RESULTS:This study included 1 250 DR patients(1 250 eyes), 875 training subjects(age 60.82±10.54 y, 262 males and 613 females), and 375 validation subjects(age 59.70±10.61 y, 100 males and 275 females). Among the patients in the training set, there were 266 cases(266 eyes, age 61.33±9.92 y, 82 males, 184 females)with poor response and 609 cases(609 eyes, age 60.59±10.80 y, 180 males, 429 females)with good response. No statistically significant differences were observed in baseline patient characteristics or treatment response rate between the training set and validation set(P>0.05). Multivariate Logistic regression analysis showed that the classification of diabetic macular edema(DME)-serous retinal detachment, central macular thickness(CMT)before treatment, best corrected visual acuity(BCVA)before treatment, disruption of ellipsoidal zone(EZ), glycosylated hemoglobin(HbA1c)before treatment, and neutrophil count before treatment were all risk factors for poor response to anti-VEGF treatment in DR patients(all OR>1, P<0.05). A nomogram risk model was plotted based on risk factors. The C-index of the training set for predicting poor response to anti-VEGF treatment was 0.880(95%CI: 0.855-0.904), and that of the validation set was 0.867(95%CI: 0.828-0.906). The ROC curves were plotted. The area under the curve(AUC)of the prediction model in the training set and validation set was 0.884(95%CI: 0.859-0.908)and 0.880(95%CI: 0.841-0.919), respectively, suggesting that the model had good discrimination. The decision curve showed that the net benefit rate of the training set and the verification set threshold in the range of 0.06-0.99 was greater than 0. Within the threshold probability range, this model for clinical decision-making can obtain positive net benefits.

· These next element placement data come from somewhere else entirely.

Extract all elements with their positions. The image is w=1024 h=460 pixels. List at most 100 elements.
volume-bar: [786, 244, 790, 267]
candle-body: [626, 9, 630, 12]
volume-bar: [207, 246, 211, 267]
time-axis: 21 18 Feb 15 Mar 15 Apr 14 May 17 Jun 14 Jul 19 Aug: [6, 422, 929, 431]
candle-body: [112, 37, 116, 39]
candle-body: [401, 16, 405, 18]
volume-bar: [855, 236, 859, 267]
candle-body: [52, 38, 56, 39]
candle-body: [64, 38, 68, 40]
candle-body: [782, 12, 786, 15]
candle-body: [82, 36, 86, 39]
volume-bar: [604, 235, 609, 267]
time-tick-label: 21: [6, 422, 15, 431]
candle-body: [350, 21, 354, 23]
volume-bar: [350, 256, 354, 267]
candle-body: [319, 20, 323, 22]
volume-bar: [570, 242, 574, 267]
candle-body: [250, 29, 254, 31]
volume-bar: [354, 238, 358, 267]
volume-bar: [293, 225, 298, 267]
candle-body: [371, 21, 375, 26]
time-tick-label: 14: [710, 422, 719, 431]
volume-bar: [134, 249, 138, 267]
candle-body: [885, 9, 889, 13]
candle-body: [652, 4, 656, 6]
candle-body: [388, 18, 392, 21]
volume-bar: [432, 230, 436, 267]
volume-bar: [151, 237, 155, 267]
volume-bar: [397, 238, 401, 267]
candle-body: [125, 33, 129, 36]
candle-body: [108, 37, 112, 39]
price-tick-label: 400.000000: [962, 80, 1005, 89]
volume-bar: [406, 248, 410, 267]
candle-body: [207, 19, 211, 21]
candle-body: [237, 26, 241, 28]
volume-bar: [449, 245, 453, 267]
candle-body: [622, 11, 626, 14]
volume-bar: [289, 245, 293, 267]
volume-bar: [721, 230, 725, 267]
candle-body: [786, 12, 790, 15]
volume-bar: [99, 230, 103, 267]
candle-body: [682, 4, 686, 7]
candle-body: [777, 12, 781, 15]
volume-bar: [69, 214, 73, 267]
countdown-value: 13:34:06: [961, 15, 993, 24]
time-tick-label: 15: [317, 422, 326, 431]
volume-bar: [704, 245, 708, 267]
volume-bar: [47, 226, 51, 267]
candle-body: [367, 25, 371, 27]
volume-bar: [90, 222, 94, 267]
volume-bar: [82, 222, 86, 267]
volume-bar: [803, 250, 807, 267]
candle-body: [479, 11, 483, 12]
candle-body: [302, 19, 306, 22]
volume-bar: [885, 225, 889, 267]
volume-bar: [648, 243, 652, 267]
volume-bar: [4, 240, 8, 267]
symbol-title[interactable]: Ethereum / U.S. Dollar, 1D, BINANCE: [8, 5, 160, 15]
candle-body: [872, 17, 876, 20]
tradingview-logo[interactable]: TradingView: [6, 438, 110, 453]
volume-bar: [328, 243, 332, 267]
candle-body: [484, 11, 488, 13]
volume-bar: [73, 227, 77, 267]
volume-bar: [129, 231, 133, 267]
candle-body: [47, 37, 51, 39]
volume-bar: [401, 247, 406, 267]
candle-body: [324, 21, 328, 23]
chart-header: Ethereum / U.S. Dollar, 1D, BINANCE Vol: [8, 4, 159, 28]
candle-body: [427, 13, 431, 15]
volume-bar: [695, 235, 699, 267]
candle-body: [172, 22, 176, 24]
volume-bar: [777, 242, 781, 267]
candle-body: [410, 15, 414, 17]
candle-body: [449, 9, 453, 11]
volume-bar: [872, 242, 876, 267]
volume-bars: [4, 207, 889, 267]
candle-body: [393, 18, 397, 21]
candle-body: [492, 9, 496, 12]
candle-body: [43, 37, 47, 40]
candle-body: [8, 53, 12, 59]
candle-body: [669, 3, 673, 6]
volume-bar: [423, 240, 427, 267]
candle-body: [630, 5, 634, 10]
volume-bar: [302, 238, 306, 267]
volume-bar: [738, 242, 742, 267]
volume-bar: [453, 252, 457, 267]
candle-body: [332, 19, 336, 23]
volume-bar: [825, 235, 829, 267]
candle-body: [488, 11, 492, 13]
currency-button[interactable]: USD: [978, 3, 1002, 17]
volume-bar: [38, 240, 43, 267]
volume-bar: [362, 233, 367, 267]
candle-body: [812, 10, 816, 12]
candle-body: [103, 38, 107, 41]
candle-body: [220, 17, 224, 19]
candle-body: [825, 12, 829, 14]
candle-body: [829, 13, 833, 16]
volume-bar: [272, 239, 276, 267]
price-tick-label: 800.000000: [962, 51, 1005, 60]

CONCLUSION: DME serous retinal detachment subtype, pre-treatment CMT, pre-treatment BCVA, EZ disruption, pre-treatment HbA1c, and pre-treatment neutrophil count levels are all risk factors for poor anti-VEGF treatment response in DR patients. The nomogram risk prediction model constructed based on it has high predictive power and can provide a reference for the early development of targeted intervention strategies in clinical practice.